"POETICIDADES E OUTRAS FALAS ", POR RUBENS DA CUNHA

Reside em Joinville, SC. Autor de "Campo Avesso" e "Visitações do Humano". Acadêmico de Letras. Escreve semanalmente
no Jornal A Notícia e coordena o Grupo de Poetas Zaragata. Na Web tem o e-book: "A busca entre o vazio", disponível para download,
na URL: <http://www.arcosonline.com/index.php?option=content&task=view&id=146&Itemid=>.

Coluna de 23/1
(próxima coluna: 9/2)

Da série: Pequenos diálogos

2 - Os Casais

 —  De repente, no último verão aquele frio desacostumado. Umas geadas por sobre o sentimento.

 —   Por que falar essas merdas? Fala que fodeu tudo, que tudo foi pro buraco do cu.

 —   Por que magoar minhas palavras com o lixo das tuas? Estou em sofrimento, não vês?

 —   Vejo! Vejo a falta que te faz um caralho, porra! Desencana, sai dessa de palavrinha bonitinha e vem pro abraço, vem pro colo do papai...
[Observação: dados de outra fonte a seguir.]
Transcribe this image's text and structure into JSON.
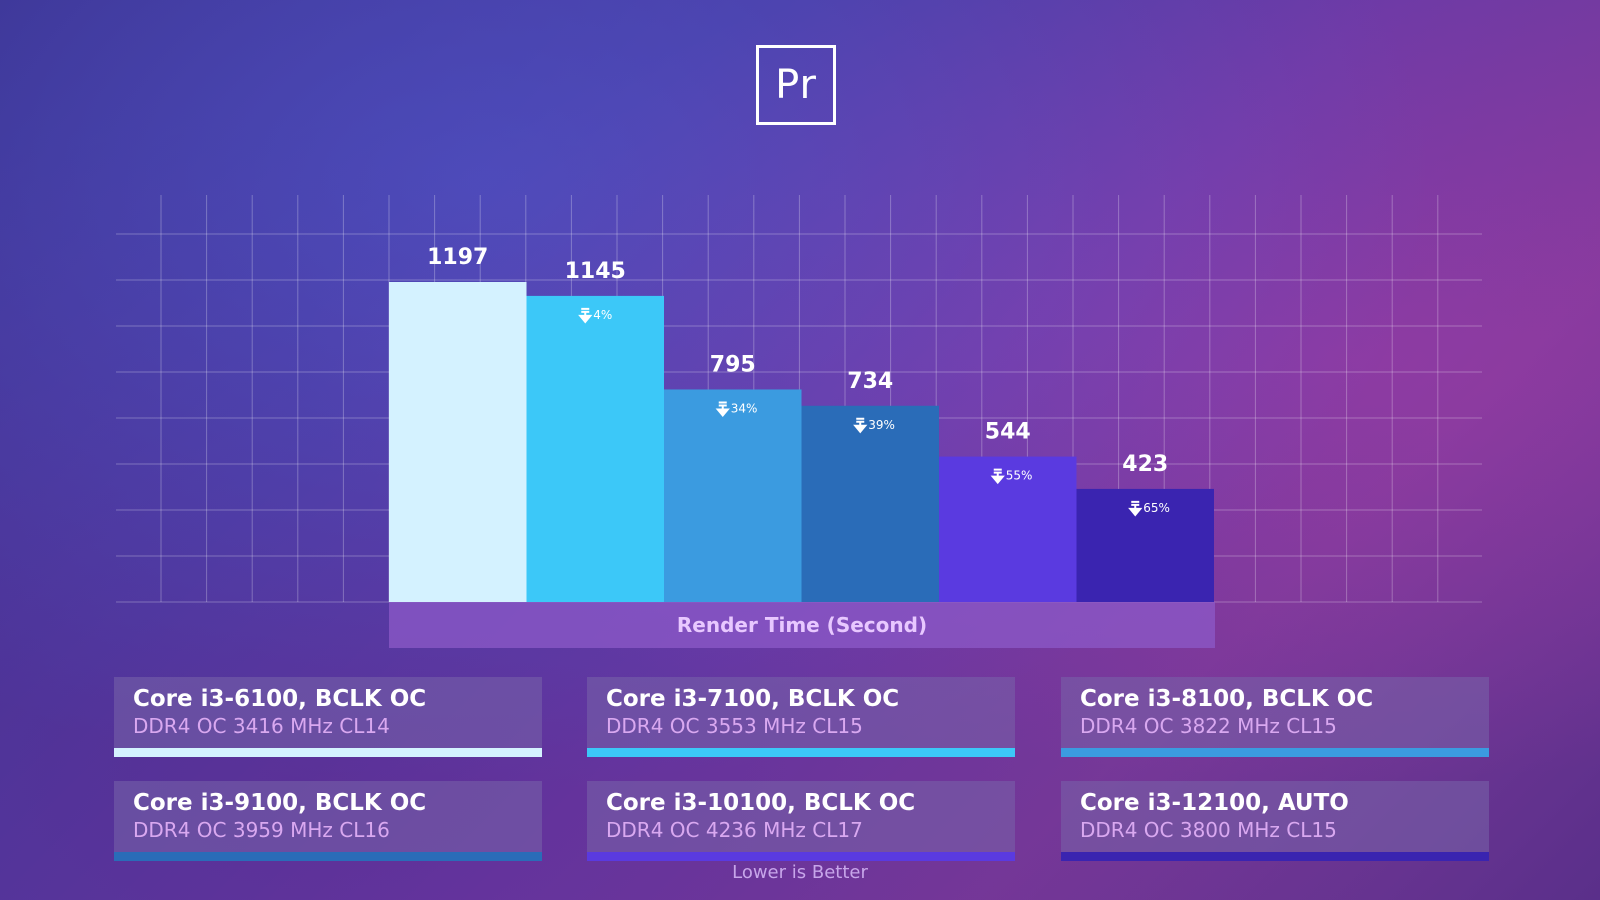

 —   Ta bom, eu vou, mas que me solfejam umas dores na alma, me solfejam.

 

 

II

 —   (ele) Encontrou?

 —  (ela) Ainda não, não sei onde coloquei, tava aqui ontem, hoje não tá mais, alguém deve ter pego.
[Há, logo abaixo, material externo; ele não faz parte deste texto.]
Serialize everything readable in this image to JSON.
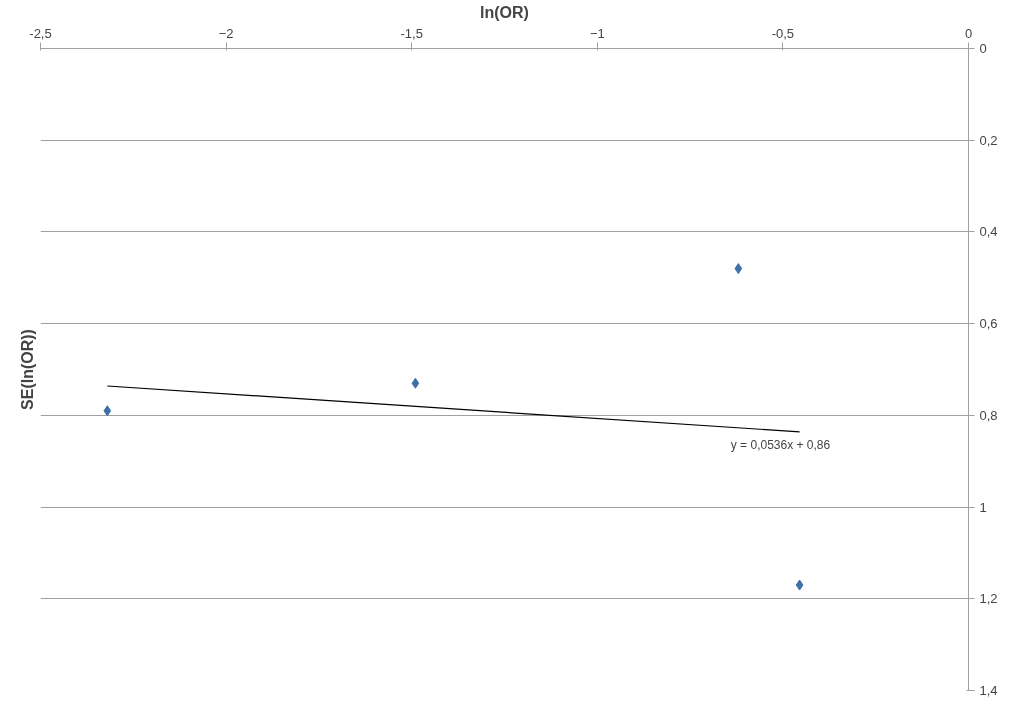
{
  "chart_data": {
    "type": "scatter",
    "xlabel": "ln(OR)",
    "ylabel": "SE(ln(OR))",
    "xlim": [
      -2.5,
      0
    ],
    "xticks": [
      {
        "value": -2.5,
        "label": "-2,5"
      },
      -2,
      {
        "value": -1.5,
        "label": "-1,5"
      },
      -1,
      {
        "value": -0.5,
        "label": "-0,5"
      },
      0
    ],
    "ylim": [
      1.4,
      0
    ],
    "yticks": [
      0,
      {
        "value": 0.2,
        "label": "0,2"
      },
      {
        "value": 0.4,
        "label": "0,4"
      },
      {
        "value": 0.6,
        "label": "0,6"
      },
      {
        "value": 0.8,
        "label": "0,8"
      },
      1,
      {
        "value": 1.2,
        "label": "1,2"
      },
      {
        "value": 1.4,
        "label": "1,4"
      }
    ],
    "grid": "y",
    "series": [
      {
        "marker": "diamond",
        "color": "#3e6fa8",
        "x": [
          -2.32,
          -1.49,
          -0.62,
          -0.455
        ],
        "values": [
          0.79,
          0.73,
          0.48,
          1.17
        ]
      },
      {
        "type": "line",
        "color": "#000000",
        "x": [
          -2.32,
          -0.455
        ],
        "values": [
          0.736,
          0.836
        ]
      }
    ],
    "annotations": [
      {
        "text": "y = 0,0536x + 0,86",
        "x": -0.6,
        "y": 0.836
      }
    ]
  }
}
 —   (ele) Não se pega um horizonte assim, também não se perde um horizonte assim, procura direito!

 —   (ela) Já procurei, onde foi que ele se meteu? Tantos anos cuidando, adestrando um horizonte e agora desaparece.

 —   (ele) Não começa a chorar, que não é com choro que ele vai aparecer.
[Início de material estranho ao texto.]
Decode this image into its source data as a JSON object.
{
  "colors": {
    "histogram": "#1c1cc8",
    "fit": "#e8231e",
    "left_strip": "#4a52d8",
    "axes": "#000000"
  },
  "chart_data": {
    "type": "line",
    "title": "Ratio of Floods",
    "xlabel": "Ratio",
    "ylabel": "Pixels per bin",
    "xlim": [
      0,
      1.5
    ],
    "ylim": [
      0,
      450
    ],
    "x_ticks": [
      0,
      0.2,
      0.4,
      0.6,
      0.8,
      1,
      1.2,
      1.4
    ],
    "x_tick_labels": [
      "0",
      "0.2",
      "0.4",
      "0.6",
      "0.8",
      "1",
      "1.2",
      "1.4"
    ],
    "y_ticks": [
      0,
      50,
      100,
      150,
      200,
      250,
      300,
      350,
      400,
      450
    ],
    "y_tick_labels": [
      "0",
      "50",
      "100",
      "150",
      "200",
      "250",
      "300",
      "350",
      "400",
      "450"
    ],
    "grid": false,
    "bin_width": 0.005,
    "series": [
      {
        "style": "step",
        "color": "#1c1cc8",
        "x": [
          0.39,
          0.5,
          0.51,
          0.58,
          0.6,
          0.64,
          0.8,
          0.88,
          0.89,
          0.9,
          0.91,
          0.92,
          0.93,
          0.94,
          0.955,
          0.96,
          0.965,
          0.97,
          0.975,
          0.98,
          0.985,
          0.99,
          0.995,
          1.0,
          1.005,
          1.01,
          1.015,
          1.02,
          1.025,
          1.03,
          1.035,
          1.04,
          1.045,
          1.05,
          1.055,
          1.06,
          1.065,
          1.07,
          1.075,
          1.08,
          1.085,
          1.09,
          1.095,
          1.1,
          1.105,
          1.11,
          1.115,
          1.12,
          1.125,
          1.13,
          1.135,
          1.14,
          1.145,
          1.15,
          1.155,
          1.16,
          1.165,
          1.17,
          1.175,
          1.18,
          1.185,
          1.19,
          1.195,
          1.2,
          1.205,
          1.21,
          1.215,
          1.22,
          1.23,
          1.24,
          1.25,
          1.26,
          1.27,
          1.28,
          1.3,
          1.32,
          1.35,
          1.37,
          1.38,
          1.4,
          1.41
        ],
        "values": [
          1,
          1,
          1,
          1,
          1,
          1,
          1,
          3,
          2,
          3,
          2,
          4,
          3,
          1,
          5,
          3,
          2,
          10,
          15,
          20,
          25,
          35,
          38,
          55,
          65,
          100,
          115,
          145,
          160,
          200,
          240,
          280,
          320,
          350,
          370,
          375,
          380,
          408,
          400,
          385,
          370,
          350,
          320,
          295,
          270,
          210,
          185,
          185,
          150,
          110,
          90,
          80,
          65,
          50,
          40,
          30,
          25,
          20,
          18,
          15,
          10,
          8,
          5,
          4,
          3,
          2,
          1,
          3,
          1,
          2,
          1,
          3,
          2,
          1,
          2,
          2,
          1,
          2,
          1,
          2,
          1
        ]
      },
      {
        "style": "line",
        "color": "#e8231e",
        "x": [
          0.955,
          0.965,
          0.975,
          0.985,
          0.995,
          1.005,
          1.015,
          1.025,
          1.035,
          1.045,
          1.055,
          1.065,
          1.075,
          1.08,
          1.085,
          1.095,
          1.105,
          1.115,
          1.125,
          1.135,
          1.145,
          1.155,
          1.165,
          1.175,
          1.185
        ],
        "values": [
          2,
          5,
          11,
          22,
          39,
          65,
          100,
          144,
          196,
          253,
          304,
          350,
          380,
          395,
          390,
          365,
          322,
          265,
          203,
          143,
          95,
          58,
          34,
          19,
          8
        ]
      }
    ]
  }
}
 —   (ela) É porque não é o teu horizonte. Queria ver se você não choraria se perdesse?

 —   (ele) É, eu nunca perdi o meu, mas também nunca dei tanta importância. Acho que só vou sentir falta mesmo quando ele não tiver mais lá.

 —   (ela) Você não sabe o que é. Acostumar os olhos com um horizonte e sem mais nem menos perdê-lo. E se eu não achar esse? Imagina o trabalho que vai dar até encontrar outro?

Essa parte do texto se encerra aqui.